2.4. Le monde du panoramique

Dans les années 1820-30, la jeune Caroline King vit à Salem dans le Massachusetts. Sur les murs de sa pièce où elle dort, il y a

‘des peintures turques. Une rivière coule tout autour des murs de la chambre, ses rives sont couvertes de mosquées, de minarets et de pavillons. Juste à l’opposé du lit se dresse une belle maison turque à tourelles avec des marches descendant vers l’eau au pied desquelles est amarré un bateau d’agrément avec des auvents pourpres et des coussins1165. ’

Balzac en propose à la même époque une vision moins séduisante lorsqu’il fait déjeuner mademoiselle Gamard, dans une salle à manger décorée des

‘grotesques inventions d’un papier verni représentant des paysages turcs1166. ’

De leur côté, le 20 juillet 1857, les frères Goncourt reviennent dans la ville de leur enfance, Neufchâteau, en Lorraine, pour inhumer leur oncle : ils retrouvent leur maison de famille pleine de souvenirs, en particulier

‘la salle à manger au papier animé des jardins de Constantinople et des Turcs des Mille & une nuits. ’

Ainsi, à des milliers de kilomètres de distance, un même panoramique1167 enchante une jeune Américaine et deux jeunes Français qui, bien des années plus tard, se souviennent non sans émotion des Rives du Bosphore (ill° 16. 2),un panoramique créé par la manufacture Dufour vers 1812. Il est vrai que Balzac ne le voit pas du même œil.

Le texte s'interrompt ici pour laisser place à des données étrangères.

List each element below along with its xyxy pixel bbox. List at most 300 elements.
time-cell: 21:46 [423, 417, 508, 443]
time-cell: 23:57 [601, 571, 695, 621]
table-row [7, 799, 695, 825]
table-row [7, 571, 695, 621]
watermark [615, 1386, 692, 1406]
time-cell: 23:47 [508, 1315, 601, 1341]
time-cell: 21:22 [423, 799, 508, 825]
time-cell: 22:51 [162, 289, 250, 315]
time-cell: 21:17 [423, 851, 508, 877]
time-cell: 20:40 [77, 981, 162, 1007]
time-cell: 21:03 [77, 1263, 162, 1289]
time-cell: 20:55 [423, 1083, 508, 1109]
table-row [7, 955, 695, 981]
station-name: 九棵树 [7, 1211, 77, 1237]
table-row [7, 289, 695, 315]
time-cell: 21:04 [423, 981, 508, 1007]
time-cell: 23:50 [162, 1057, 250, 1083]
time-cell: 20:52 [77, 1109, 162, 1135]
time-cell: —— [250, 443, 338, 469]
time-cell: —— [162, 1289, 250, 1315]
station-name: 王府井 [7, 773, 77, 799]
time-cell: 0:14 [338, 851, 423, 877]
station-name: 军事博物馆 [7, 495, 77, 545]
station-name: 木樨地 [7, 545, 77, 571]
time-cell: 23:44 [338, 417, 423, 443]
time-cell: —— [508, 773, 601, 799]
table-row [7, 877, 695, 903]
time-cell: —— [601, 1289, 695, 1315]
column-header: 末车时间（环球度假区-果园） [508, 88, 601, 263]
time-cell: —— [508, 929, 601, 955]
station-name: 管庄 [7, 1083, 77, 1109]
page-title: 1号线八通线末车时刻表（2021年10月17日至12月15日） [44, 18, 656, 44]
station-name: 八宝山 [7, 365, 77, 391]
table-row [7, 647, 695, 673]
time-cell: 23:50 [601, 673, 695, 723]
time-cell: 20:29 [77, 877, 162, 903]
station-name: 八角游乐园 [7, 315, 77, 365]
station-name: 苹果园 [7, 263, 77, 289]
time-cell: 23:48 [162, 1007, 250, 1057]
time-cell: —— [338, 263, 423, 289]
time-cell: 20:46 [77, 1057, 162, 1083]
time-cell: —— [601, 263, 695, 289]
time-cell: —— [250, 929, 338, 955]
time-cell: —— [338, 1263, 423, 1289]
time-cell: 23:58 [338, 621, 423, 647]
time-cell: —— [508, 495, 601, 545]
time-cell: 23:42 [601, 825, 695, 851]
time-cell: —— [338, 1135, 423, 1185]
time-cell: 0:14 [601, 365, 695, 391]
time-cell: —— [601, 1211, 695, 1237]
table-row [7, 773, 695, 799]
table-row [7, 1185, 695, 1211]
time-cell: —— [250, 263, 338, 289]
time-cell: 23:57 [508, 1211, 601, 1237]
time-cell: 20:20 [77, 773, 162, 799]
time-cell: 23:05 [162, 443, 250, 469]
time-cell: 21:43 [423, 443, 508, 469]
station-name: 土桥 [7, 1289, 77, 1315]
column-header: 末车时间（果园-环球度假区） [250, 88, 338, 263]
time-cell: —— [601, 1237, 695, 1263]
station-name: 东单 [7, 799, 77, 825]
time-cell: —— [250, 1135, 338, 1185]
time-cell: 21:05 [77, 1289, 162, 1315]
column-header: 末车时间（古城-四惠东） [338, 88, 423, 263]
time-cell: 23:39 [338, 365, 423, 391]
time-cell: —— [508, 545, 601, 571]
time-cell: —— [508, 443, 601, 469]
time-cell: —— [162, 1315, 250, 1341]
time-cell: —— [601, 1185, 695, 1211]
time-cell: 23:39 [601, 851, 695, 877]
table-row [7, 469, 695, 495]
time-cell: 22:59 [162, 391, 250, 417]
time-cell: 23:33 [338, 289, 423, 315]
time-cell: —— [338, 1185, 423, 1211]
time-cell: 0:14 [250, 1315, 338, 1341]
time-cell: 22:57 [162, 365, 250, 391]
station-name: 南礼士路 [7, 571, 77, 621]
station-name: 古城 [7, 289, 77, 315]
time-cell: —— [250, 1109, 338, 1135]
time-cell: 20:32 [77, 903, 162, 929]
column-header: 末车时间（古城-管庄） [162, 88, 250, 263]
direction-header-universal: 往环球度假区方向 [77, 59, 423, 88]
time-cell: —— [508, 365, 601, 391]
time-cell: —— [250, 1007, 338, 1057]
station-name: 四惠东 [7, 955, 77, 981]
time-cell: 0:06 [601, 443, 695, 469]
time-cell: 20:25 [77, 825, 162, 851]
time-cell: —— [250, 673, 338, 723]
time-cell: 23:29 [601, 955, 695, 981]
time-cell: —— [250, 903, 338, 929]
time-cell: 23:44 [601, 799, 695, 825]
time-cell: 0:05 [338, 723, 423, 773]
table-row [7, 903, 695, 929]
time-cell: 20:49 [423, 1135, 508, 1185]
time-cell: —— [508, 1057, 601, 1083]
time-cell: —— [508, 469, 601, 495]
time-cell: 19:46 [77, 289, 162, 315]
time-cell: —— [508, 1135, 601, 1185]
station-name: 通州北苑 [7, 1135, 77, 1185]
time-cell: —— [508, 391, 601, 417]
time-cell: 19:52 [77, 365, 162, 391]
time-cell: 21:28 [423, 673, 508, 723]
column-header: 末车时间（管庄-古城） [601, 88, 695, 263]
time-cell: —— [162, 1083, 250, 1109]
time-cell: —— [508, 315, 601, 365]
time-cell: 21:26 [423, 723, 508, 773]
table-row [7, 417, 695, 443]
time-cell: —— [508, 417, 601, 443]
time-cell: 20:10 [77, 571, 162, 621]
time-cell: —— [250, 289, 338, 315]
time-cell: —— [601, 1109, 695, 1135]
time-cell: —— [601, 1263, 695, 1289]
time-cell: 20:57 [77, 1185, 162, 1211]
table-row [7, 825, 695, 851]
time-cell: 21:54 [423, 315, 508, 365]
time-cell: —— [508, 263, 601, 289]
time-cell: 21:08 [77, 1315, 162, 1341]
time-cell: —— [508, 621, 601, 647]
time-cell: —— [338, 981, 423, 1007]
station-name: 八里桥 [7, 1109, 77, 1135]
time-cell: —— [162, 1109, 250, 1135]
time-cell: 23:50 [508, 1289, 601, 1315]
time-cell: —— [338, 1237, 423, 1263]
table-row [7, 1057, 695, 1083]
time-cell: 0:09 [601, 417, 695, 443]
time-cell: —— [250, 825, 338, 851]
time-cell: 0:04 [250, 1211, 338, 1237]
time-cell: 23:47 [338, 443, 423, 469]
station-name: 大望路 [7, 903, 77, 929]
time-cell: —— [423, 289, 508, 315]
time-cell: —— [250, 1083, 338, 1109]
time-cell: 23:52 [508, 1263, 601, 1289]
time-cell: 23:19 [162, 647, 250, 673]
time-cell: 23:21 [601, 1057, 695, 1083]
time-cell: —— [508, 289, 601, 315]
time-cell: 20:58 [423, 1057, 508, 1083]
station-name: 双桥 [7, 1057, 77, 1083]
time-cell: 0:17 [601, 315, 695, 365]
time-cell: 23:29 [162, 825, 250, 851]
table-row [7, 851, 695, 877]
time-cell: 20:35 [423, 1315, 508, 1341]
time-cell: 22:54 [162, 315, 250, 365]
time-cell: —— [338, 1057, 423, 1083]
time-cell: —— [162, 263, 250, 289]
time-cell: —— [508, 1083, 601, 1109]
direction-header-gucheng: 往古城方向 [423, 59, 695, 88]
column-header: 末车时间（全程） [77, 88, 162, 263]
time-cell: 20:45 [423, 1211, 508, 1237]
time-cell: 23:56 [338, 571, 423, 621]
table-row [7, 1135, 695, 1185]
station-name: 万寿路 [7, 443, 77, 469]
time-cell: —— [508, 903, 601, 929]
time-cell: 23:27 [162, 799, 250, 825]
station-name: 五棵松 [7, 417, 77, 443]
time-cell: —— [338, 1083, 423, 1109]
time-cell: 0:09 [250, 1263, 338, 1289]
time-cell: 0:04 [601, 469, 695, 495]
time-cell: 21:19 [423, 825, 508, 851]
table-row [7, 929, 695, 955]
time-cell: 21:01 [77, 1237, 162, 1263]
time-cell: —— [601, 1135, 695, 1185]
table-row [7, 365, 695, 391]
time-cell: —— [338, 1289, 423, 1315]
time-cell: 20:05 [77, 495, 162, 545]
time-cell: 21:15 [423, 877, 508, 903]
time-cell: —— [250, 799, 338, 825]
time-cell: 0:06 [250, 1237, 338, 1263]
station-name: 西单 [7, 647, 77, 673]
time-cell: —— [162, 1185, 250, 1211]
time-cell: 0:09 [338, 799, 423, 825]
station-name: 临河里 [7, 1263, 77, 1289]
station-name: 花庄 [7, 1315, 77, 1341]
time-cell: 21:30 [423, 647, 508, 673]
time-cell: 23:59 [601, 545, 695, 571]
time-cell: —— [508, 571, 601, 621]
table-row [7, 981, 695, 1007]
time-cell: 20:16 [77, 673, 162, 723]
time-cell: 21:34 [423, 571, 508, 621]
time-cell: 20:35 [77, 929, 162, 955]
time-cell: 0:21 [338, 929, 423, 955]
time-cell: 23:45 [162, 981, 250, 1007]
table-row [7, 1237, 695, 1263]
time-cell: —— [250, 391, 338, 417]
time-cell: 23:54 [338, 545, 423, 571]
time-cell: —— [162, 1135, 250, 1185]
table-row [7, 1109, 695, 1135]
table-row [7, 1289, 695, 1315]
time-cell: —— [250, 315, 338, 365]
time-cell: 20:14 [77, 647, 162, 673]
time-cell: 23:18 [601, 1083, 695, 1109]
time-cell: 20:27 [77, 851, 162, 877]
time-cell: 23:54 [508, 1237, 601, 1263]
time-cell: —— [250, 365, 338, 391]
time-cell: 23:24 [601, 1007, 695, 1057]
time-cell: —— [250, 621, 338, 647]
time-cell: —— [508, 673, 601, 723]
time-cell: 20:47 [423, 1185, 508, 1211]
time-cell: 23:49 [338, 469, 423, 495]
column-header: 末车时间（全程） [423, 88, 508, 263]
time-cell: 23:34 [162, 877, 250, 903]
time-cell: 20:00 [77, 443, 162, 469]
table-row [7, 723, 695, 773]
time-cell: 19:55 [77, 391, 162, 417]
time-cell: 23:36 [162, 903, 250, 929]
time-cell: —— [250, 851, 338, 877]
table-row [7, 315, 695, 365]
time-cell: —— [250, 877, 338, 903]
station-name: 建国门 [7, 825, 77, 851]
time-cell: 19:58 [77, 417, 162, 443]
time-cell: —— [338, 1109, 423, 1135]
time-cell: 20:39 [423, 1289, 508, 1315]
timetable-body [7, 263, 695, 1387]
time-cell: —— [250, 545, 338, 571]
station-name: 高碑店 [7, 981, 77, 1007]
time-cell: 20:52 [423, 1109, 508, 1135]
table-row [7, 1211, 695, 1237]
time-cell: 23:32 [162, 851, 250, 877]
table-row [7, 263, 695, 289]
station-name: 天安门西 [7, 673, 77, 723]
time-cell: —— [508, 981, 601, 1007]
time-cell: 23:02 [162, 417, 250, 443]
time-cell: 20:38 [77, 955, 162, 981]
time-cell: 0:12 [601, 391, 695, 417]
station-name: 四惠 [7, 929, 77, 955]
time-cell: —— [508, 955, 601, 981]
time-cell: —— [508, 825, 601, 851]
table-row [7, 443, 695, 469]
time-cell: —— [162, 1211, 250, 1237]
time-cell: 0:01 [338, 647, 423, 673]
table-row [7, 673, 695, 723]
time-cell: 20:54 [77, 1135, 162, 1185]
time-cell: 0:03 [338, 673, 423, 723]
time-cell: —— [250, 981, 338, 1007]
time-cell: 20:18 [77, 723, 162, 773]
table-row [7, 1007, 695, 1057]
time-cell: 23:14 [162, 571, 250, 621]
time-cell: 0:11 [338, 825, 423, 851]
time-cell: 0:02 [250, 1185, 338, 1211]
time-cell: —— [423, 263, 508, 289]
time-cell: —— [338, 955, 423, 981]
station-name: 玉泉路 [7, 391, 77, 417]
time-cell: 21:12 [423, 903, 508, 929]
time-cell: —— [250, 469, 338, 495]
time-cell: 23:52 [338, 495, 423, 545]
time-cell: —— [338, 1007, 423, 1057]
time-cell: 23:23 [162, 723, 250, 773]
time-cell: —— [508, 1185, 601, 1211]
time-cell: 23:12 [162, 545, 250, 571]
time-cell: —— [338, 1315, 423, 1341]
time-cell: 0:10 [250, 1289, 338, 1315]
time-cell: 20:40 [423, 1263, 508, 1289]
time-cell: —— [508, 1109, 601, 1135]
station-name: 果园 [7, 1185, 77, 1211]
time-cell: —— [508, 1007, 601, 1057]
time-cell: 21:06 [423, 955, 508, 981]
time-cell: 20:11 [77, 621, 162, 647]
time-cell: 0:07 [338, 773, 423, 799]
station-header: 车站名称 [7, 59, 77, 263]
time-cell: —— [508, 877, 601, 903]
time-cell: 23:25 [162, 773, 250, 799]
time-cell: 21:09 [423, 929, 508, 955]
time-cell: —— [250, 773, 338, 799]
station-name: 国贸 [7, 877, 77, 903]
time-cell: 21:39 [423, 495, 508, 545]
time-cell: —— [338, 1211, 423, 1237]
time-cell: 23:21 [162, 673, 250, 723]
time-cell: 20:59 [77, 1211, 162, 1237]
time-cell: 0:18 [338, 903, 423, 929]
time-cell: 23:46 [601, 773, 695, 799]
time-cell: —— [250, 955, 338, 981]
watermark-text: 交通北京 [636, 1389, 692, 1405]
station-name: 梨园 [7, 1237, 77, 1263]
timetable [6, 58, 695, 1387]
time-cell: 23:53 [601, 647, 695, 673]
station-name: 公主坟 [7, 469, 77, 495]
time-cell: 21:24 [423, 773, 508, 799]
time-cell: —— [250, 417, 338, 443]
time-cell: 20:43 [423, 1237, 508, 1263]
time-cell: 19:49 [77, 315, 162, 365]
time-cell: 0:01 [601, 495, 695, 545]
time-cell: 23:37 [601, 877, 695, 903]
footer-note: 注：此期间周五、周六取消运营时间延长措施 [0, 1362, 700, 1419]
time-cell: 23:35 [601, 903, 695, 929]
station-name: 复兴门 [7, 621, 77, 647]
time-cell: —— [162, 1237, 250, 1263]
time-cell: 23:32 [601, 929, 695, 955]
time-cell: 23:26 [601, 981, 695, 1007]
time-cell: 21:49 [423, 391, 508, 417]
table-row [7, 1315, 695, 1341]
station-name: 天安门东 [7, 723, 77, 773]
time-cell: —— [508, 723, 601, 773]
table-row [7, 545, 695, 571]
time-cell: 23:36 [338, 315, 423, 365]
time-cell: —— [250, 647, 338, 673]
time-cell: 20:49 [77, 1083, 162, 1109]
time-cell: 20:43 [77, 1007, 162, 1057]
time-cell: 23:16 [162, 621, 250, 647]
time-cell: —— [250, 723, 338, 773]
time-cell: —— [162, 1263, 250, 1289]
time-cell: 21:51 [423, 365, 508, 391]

Ces trop rares témoignages attestent de l’attention portée à ce que nous nommons « papiers peints panoramiques » ou, plus simplement « panoramiques1168 » : peu de décors ont à ce point marqué des enfants - et des adultes - tout en leur offrant une saisissante introduction à l’histoire du monde, à la géographie, à l’anthropologie, une expérience forte qui tient à l’originalité fondamentale du panoramique, au message dont, plus que tout autre forme de décor mural, il est porteur. Mais la vision balzacienne nous montre que tout le monde n’a pas partagé la même opinion et que les panoramiques ont aussi eu leurs détracteurs.

Notes
1165.

King (Caroline) 1937, p. 119.

1166.

Le curé de Tours, 1832 ; la scène se déroule à l’automne 1826.

1167.

La bibliographie de base reste Nouvel-Kammerer 1990 ; l’édition 2000 a apporté de légères modifications.

1168.

Nous utiliserons ici ce terme, qui sera discuté par la suite.